Una cosa es la condena penal. Y otra, muy distinta, es la condena social, ese monstruo grande que pisa fuerte toda la pobre culpabilidad de la gente. Una, la primera, se rige por el peso de la ley. La otra, por una intuición primitiva, una amalgama de límites y tabúes, de permisos y prohibiciones que nos une a todos en esta gran familia argentina que de tanto en tanto, dictamina quién debe ser expulsado del hogar a las patadas.

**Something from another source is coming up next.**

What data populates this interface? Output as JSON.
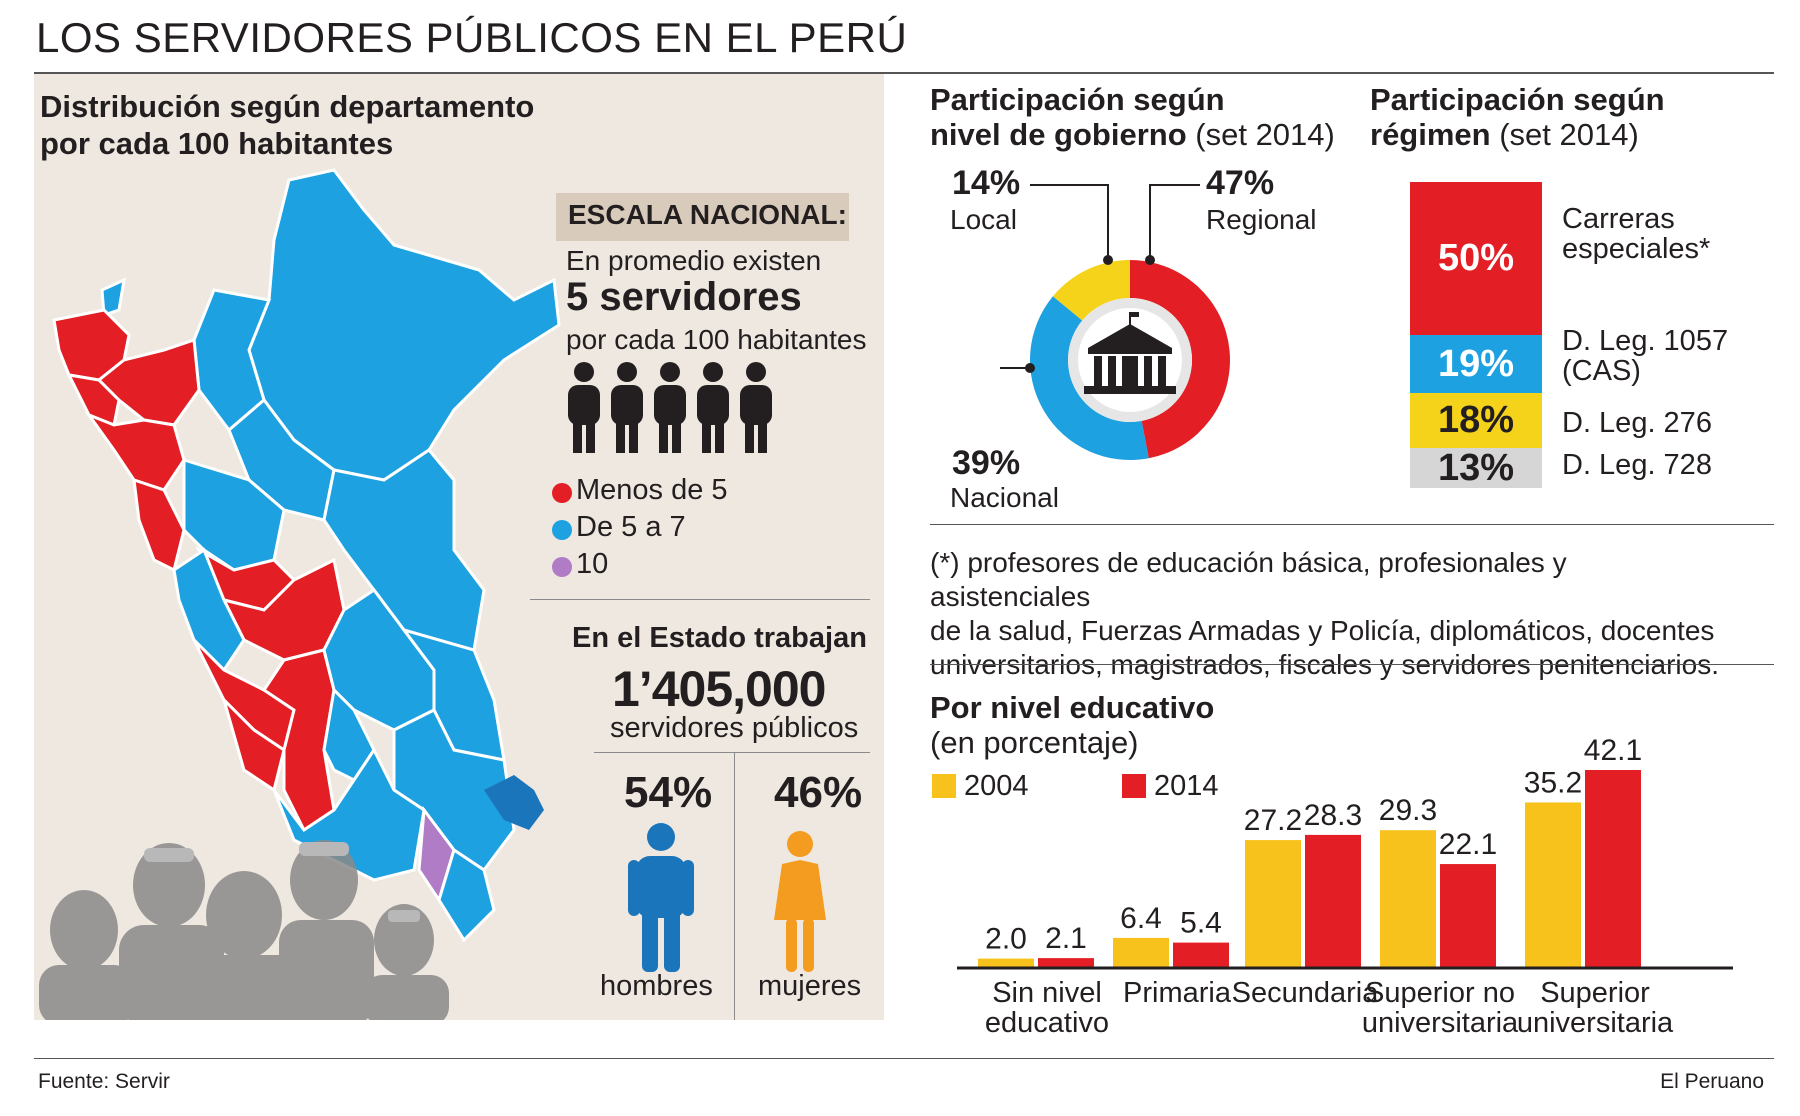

¿A quién le cae entonces la condena social? ¿A quién le corresponde el puntapié en el traste? ¿Por qué esta gran familia se ensaña con los dichos de Gustavo Cordera y pasa de largo los actos del Bambino? ¿Por qué pone bajo amenaza de muerte a su familia pero celebra el noviazgo de Charly con una chica de 16, avalado hasta por los suegros?

La condena social no se molesta con las ovejas negras. Con casos perdidos. Con el que nunca aprende. ¿Y para qué pobrecitos, si están, se dice, tan perdidos? No hace falta patearlos en el piso. Son bufones para reírse. Son los buenos para nada que necesita la gran familia para usar de malos ejemplos y no sentirse tan poca cosa.

La condena social, en cambio, se la agarra con el moralista, con el que tiene chapa de bueno. Con el que hace carrera de salvador. En fin, con la carne tierna.

No es lo mismo si un panelista de chimentos se agarra, mamado, a los bollos en un bar. Que si el mamado que se trenza a los bollos es el impoluto Juan Carr. Esto merecería, claro que sí, la condena social unánime. La quita de sponsoreos. Las portadas en los medios. La tribuna televisiva debatiendo qué le pasó a Carr. Y la puesta en jaque de toda una vida dedicada a ayudar. Un tigre con una mancha sigue siendo tigre. Pero una blanca palomita de la paz, parece enferma.

Con esto no queremos equiparar al solidario Carr con Cordera. No, señor. Lo que decimos aquí es otra cosa: Cordera hizo de la bajada de línea, de la división entre buenos y malos, condenables y rescatables, el eje central de muchas canciones –lo mismo le sucedió en los ’80 a María Amuchástegui cuando encarnó la salud, la alta alcurnia y la felicidad aeróbica, hasta le endilgaron un desliz televisivo eterno-. Cordera indagó en qué significa la argentinidad, y concluyó que, buena parte de sus rasgos, son pura merda. Señaló. Fustigó. Puteó. Y ahora, con el viento en contra, la familia, esta gran familia argentina, le abrió la puerta, le señaló la salida y le dio un botinazo de ida. A ver si aprende que, sin la aprobación de papá, uno no es nadie en esta vida.